KAILUA-KONA — Jim Smallwood was a temporary resident at Kona Community Hospital, and then the night staff realized they had a serious problem on their hands.
A scabies outbreak at KCH now approaching two months in duration can be traced back to Nov. 19. But it was a few nights later that Smallwood realized from his hospital bed that something was up.
“I was in there the night they kind of had the scare and everybody was getting ready,” he recalled. “They were starting to gown up and all that. (Patients) didn’t know what was going on because so much was happening late at night.”
Instead of standard protocol, doctors and nurses started setting up outside hospital rooms, not entering until they were fully clad in gowns and gloves, as well as equipped with special bags to help manage contamination.
“At the same time, the nurses were coming in trying to explain it to you,” Smallwood remembered. “All of the sudden, you’re in isolation going, ‘What the hell did I do?’ So it was kind of a weird feeling at that point.”
But the care provided did not suffer, Smallwood said. In fact, it improved. So much so that Smallwood, who is 66 years old, thinks it was notably better than treatment he received in previous stays at other hospitals.
“Where it was different was the extra personalization they would give you to make you feel more comfortable,” he said. “(At other hospitals), what they’re trying to do is get you in and get you out as soon as possible. What I noticed about here is they wanted to make sure you’re not coming back, so they do everything they can.”
Unfortunately for Smallwood, he wasn’t able to escape scabies during his November stay.

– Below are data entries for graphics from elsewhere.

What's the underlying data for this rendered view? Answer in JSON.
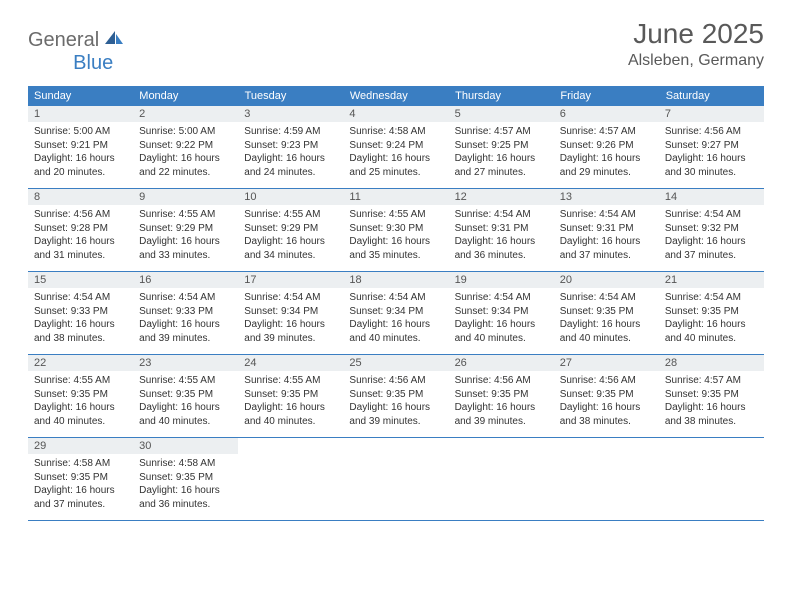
{
  "logo": {
    "text1": "General",
    "text2": "Blue"
  },
  "title": "June 2025",
  "location": "Alsleben, Germany",
  "colors": {
    "header_bg": "#3a7ec2",
    "header_text": "#ffffff",
    "daynum_bg": "#eceff1",
    "border": "#3a7ec2",
    "title_color": "#595959",
    "logo_gray": "#6b6b6b",
    "logo_blue": "#3a7ec2"
  },
  "weekdays": [
    "Sunday",
    "Monday",
    "Tuesday",
    "Wednesday",
    "Thursday",
    "Friday",
    "Saturday"
  ],
  "days": [
    {
      "n": "1",
      "sr": "5:00 AM",
      "ss": "9:21 PM",
      "dl": "16 hours and 20 minutes."
    },
    {
      "n": "2",
      "sr": "5:00 AM",
      "ss": "9:22 PM",
      "dl": "16 hours and 22 minutes."
    },
    {
      "n": "3",
      "sr": "4:59 AM",
      "ss": "9:23 PM",
      "dl": "16 hours and 24 minutes."
    },
    {
      "n": "4",
      "sr": "4:58 AM",
      "ss": "9:24 PM",
      "dl": "16 hours and 25 minutes."
    },
    {
      "n": "5",
      "sr": "4:57 AM",
      "ss": "9:25 PM",
      "dl": "16 hours and 27 minutes."
    },
    {
      "n": "6",
      "sr": "4:57 AM",
      "ss": "9:26 PM",
      "dl": "16 hours and 29 minutes."
    },
    {
      "n": "7",
      "sr": "4:56 AM",
      "ss": "9:27 PM",
      "dl": "16 hours and 30 minutes."
    },
    {
      "n": "8",
      "sr": "4:56 AM",
      "ss": "9:28 PM",
      "dl": "16 hours and 31 minutes."
    },
    {
      "n": "9",
      "sr": "4:55 AM",
      "ss": "9:29 PM",
      "dl": "16 hours and 33 minutes."
    },
    {
      "n": "10",
      "sr": "4:55 AM",
      "ss": "9:29 PM",
      "dl": "16 hours and 34 minutes."
    },
    {
      "n": "11",
      "sr": "4:55 AM",
      "ss": "9:30 PM",
      "dl": "16 hours and 35 minutes."
    },
    {
      "n": "12",
      "sr": "4:54 AM",
      "ss": "9:31 PM",
      "dl": "16 hours and 36 minutes."
    },
    {
      "n": "13",
      "sr": "4:54 AM",
      "ss": "9:31 PM",
      "dl": "16 hours and 37 minutes."
    },
    {
      "n": "14",
      "sr": "4:54 AM",
      "ss": "9:32 PM",
      "dl": "16 hours and 37 minutes."
    },
    {
      "n": "15",
      "sr": "4:54 AM",
      "ss": "9:33 PM",
      "dl": "16 hours and 38 minutes."
    },
    {
      "n": "16",
      "sr": "4:54 AM",
      "ss": "9:33 PM",
      "dl": "16 hours and 39 minutes."
    },
    {
      "n": "17",
      "sr": "4:54 AM",
      "ss": "9:34 PM",
      "dl": "16 hours and 39 minutes."
    },
    {
      "n": "18",
      "sr": "4:54 AM",
      "ss": "9:34 PM",
      "dl": "16 hours and 40 minutes."
    },
    {
      "n": "19",
      "sr": "4:54 AM",
      "ss": "9:34 PM",
      "dl": "16 hours and 40 minutes."
    },
    {
      "n": "20",
      "sr": "4:54 AM",
      "ss": "9:35 PM",
      "dl": "16 hours and 40 minutes."
    },
    {
      "n": "21",
      "sr": "4:54 AM",
      "ss": "9:35 PM",
      "dl": "16 hours and 40 minutes."
    },
    {
      "n": "22",
      "sr": "4:55 AM",
      "ss": "9:35 PM",
      "dl": "16 hours and 40 minutes."
    },
    {
      "n": "23",
      "sr": "4:55 AM",
      "ss": "9:35 PM",
      "dl": "16 hours and 40 minutes."
    },
    {
      "n": "24",
      "sr": "4:55 AM",
      "ss": "9:35 PM",
      "dl": "16 hours and 40 minutes."
    },
    {
      "n": "25",
      "sr": "4:56 AM",
      "ss": "9:35 PM",
      "dl": "16 hours and 39 minutes."
    },
    {
      "n": "26",
      "sr": "4:56 AM",
      "ss": "9:35 PM",
      "dl": "16 hours and 39 minutes."
    },
    {
      "n": "27",
      "sr": "4:56 AM",
      "ss": "9:35 PM",
      "dl": "16 hours and 38 minutes."
    },
    {
      "n": "28",
      "sr": "4:57 AM",
      "ss": "9:35 PM",
      "dl": "16 hours and 38 minutes."
    },
    {
      "n": "29",
      "sr": "4:58 AM",
      "ss": "9:35 PM",
      "dl": "16 hours and 37 minutes."
    },
    {
      "n": "30",
      "sr": "4:58 AM",
      "ss": "9:35 PM",
      "dl": "16 hours and 36 minutes."
    }
  ],
  "labels": {
    "sunrise": "Sunrise: ",
    "sunset": "Sunset: ",
    "daylight": "Daylight: "
  }
}
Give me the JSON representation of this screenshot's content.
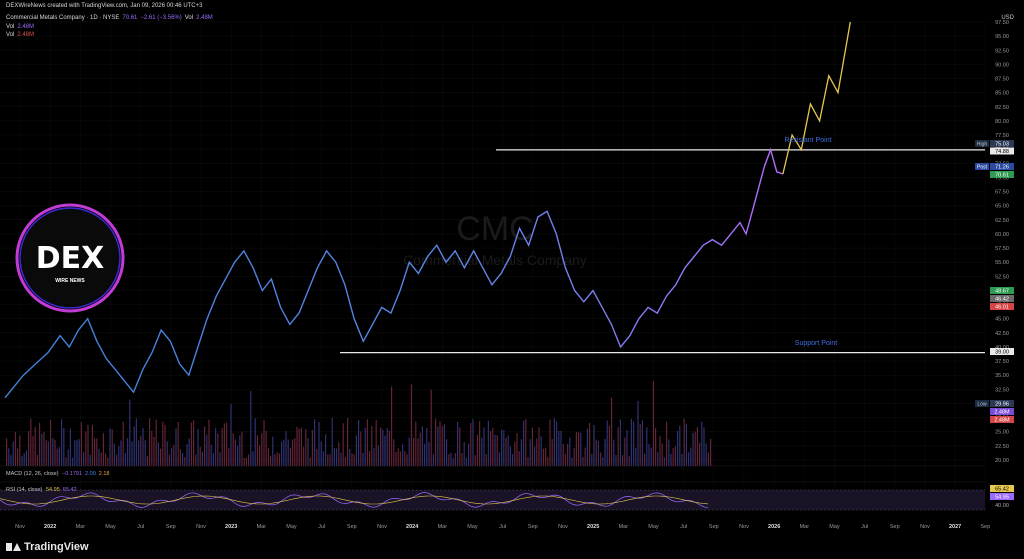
{
  "header": {
    "created_by": "DEXWireNews created with TradingView.com, Jan 09, 2026 00:46 UTC+3",
    "symbol_line": "Commercial Metals Company · 1D · NYSE",
    "price_o": "70.61",
    "price_change": "−2.61 (−3.56%)",
    "vol_label": "Vol",
    "vol_value": "2.48M",
    "vol2_label": "Vol",
    "vol2_value": "2.48M",
    "vol3_label": "Vol",
    "vol3_value": "2.48M"
  },
  "currency": "USD",
  "watermark": {
    "ticker": "CMC",
    "name": "Commercial Metals Company"
  },
  "logo": {
    "main": "DEX",
    "sub": "WIRE NEWS"
  },
  "annotations": {
    "resistant": "Resistant Point",
    "support": "Support Point"
  },
  "price_labels": {
    "high_tag": "High",
    "high_value": "75.03",
    "resist_value": "74.88",
    "post_tag": "Post",
    "post_value": "71.26",
    "last_value": "70.61",
    "v1": "48.67",
    "v2": "46.42",
    "v3": "46.01",
    "support_value": "39.00",
    "low_tag": "Low",
    "low_value": "29.96",
    "vol_a": "2.48M",
    "vol_b": "2.48M"
  },
  "indicators": {
    "macd_label": "MACD (12, 26, close)",
    "macd_v1": "−0.1791",
    "macd_v2": "2.00",
    "macd_v3": "2.18",
    "rsi_label": "RSI (14, close)",
    "rsi_v1": "54.95",
    "rsi_v2": "65.42",
    "rsi_box1": "65.42",
    "rsi_box2": "54.95",
    "rsi_tick": "40.00"
  },
  "chart_data": {
    "type": "line",
    "x_labels": [
      "Nov",
      "2022",
      "Mar",
      "May",
      "Jul",
      "Sep",
      "Nov",
      "2023",
      "Mar",
      "May",
      "Jul",
      "Sep",
      "Nov",
      "2024",
      "Mar",
      "May",
      "Jul",
      "Sep",
      "Nov",
      "2025",
      "Mar",
      "May",
      "Jul",
      "Sep",
      "Nov",
      "2026",
      "Mar",
      "May",
      "Jul",
      "Sep",
      "Nov",
      "2027",
      "Sep"
    ],
    "y_ticks": [
      20,
      22.5,
      25,
      27.5,
      30,
      32.5,
      35,
      37.5,
      40,
      42.5,
      45,
      47.5,
      50,
      52.5,
      55,
      57.5,
      60,
      62.5,
      65,
      67.5,
      70,
      72.5,
      75,
      77.5,
      80,
      82.5,
      85,
      87.5,
      90,
      92.5,
      95,
      97.5
    ],
    "ylim": [
      20,
      97.5
    ],
    "price_series": [
      [
        0,
        31
      ],
      [
        0.3,
        33
      ],
      [
        0.6,
        35
      ],
      [
        1,
        37
      ],
      [
        1.4,
        39
      ],
      [
        1.8,
        42
      ],
      [
        2.1,
        40
      ],
      [
        2.4,
        43
      ],
      [
        2.7,
        45
      ],
      [
        3.0,
        41
      ],
      [
        3.3,
        38
      ],
      [
        3.6,
        36
      ],
      [
        3.9,
        34
      ],
      [
        4.2,
        32
      ],
      [
        4.5,
        36
      ],
      [
        4.8,
        39
      ],
      [
        5.1,
        43
      ],
      [
        5.4,
        41
      ],
      [
        5.7,
        37
      ],
      [
        6.0,
        35
      ],
      [
        6.3,
        40
      ],
      [
        6.6,
        45
      ],
      [
        6.9,
        49
      ],
      [
        7.2,
        52
      ],
      [
        7.5,
        55
      ],
      [
        7.8,
        57
      ],
      [
        8.1,
        54
      ],
      [
        8.4,
        50
      ],
      [
        8.7,
        52
      ],
      [
        9.0,
        47
      ],
      [
        9.3,
        44
      ],
      [
        9.6,
        46
      ],
      [
        9.9,
        50
      ],
      [
        10.2,
        54
      ],
      [
        10.5,
        57
      ],
      [
        10.8,
        55
      ],
      [
        11.1,
        51
      ],
      [
        11.4,
        45
      ],
      [
        11.7,
        41
      ],
      [
        12.0,
        44
      ],
      [
        12.3,
        47
      ],
      [
        12.6,
        46
      ],
      [
        12.9,
        50
      ],
      [
        13.2,
        55
      ],
      [
        13.5,
        53
      ],
      [
        13.8,
        56
      ],
      [
        14.1,
        58
      ],
      [
        14.4,
        55
      ],
      [
        14.7,
        57
      ],
      [
        15.0,
        54
      ],
      [
        15.3,
        57
      ],
      [
        15.6,
        54
      ],
      [
        15.9,
        51
      ],
      [
        16.2,
        53
      ],
      [
        16.5,
        56
      ],
      [
        16.8,
        61
      ],
      [
        17.1,
        58
      ],
      [
        17.4,
        63
      ],
      [
        17.7,
        64
      ],
      [
        18.0,
        60
      ],
      [
        18.3,
        54
      ],
      [
        18.6,
        50
      ],
      [
        18.9,
        48
      ],
      [
        19.2,
        50
      ],
      [
        19.5,
        47
      ],
      [
        19.8,
        44
      ],
      [
        20.1,
        40
      ],
      [
        20.4,
        42
      ],
      [
        20.7,
        45
      ],
      [
        21.0,
        47
      ],
      [
        21.3,
        46
      ],
      [
        21.6,
        49
      ],
      [
        21.9,
        51
      ],
      [
        22.2,
        54
      ],
      [
        22.5,
        56
      ],
      [
        22.8,
        58
      ],
      [
        23.1,
        59
      ],
      [
        23.4,
        58
      ],
      [
        23.7,
        60
      ],
      [
        24.0,
        62
      ],
      [
        24.2,
        60
      ],
      [
        24.4,
        64
      ],
      [
        24.6,
        68
      ],
      [
        24.8,
        72
      ],
      [
        25.0,
        74.9
      ],
      [
        25.2,
        71
      ],
      [
        25.4,
        70.6
      ]
    ],
    "projection": [
      [
        25.4,
        70.6
      ],
      [
        25.7,
        77.5
      ],
      [
        26.0,
        74.9
      ],
      [
        26.3,
        83
      ],
      [
        26.6,
        80
      ],
      [
        26.9,
        88
      ],
      [
        27.2,
        85
      ],
      [
        27.6,
        97.5
      ]
    ],
    "resistance": 74.88,
    "support": 39.0,
    "grid": true,
    "legend": "none"
  }
}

But because he got medication almost immediately, he was beyond discomfort inside of a day.
He also wasn’t able to stay out of the facility. The initial infection that required his admittance returned a month later, and he found himself back in a hospital bed on Christmas Day. By that time, conditions at KCH had changed as management restricted nearly all public visitation in an effort to stem the spread of scabies to the public.
“What I wasn’t ready for was I spent five days in there — and just the isolation,” Smallwood said. “The nursing staff, they really never have enough. But they were trying, they’d give you all the care. Then they’d try to get around to your room also to let you know somebody was out there. … They were good about understanding you ain’t talking to anybody but them.”

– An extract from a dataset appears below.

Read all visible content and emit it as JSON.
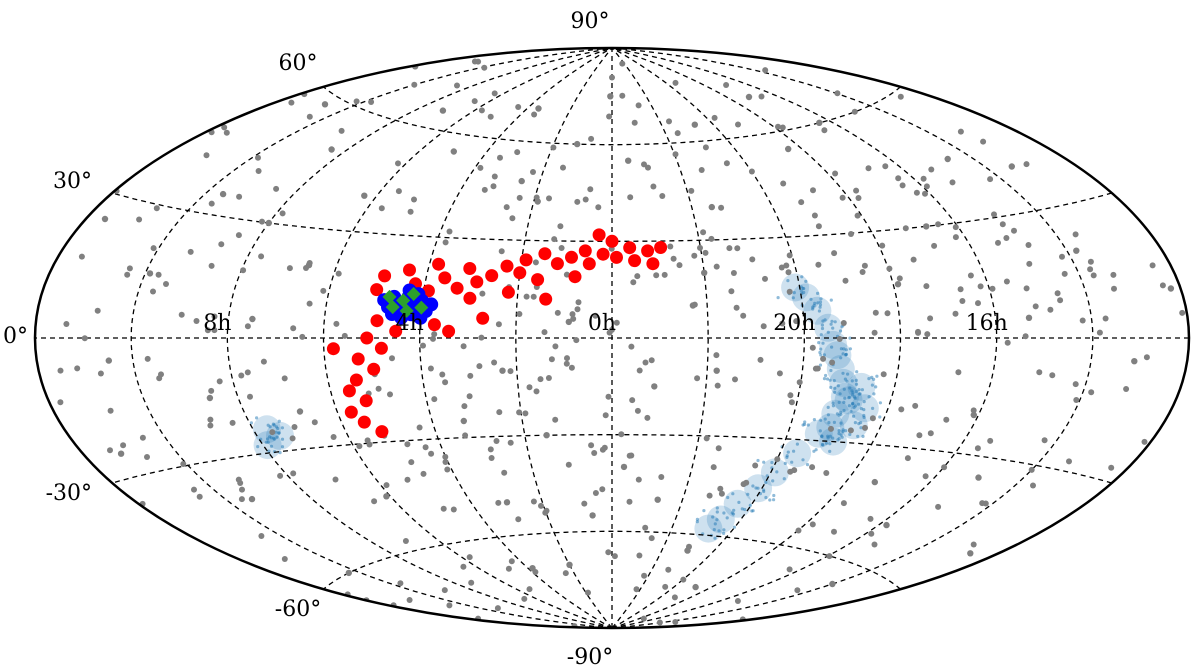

“There’s no TV because nothing is on television these days, so you’re just kind of sitting there,” he continued. “Nobody can really bring you too much because you can’t have visitors.”
A friend of Smallwood’s made a few Big Mac deliveries to the front desk, which the nurses would then bring to him. It was one of several efforts staff made that left Smallwood with an affinity for KCH employees after being discharged a second time.
A war veteran, Smallwood suffers from post-traumatic stress disorder. Considering the isolated conditions, he said hospital personnel went above and beyond to accommodate the difficulties accompanying his PTSD.
“For me, I have to leave the door open, even at home. I can’t shut doors,” he said. “So they were really good about that and also letting me know who was coming in the door, so that was good.”
Despite all the treatment, quarantine efforts and precautions the staff employed during his December hospitalization, Smallwood spent a second consecutive post-holiday period being treated for scabies, contracting it not once but twice in as many stays at KCH.
Staff quickly recognized the issue and applied medication immediately, so the parasite again pestered Smallwood for only a day or so before the discomfort subsided.
He said he wasn’t sure how it happened, as KCH personnel were “very professional” and diligent in their use of gloves and gowns and washing their hands frequently.
Smallwood speculated perhaps it had something to do with sitting in a chair at the hospital. Scabies can be spread in such a fashion if an uninfected person makes contact with bedding, towels or upholstery shortly after the material is used by someone who is contagious.
Regardless, he has no ill will toward KCH. It’s quite the opposite.
“I think they went out of their way with the care. It was excellent,” Smallwood said. “My impression of this hospital is I’d go back anytime before I’d go to the mainland. I was very impressed with what they did up there and tried to do to make you feel more comfortable.”
The hospital has since lifted its visitation restriction but stopped short of giving an all clear to scabies infections. KCH management also has yet to release the total number of staff, patients and visitors who contracted scabies since the outbreak began.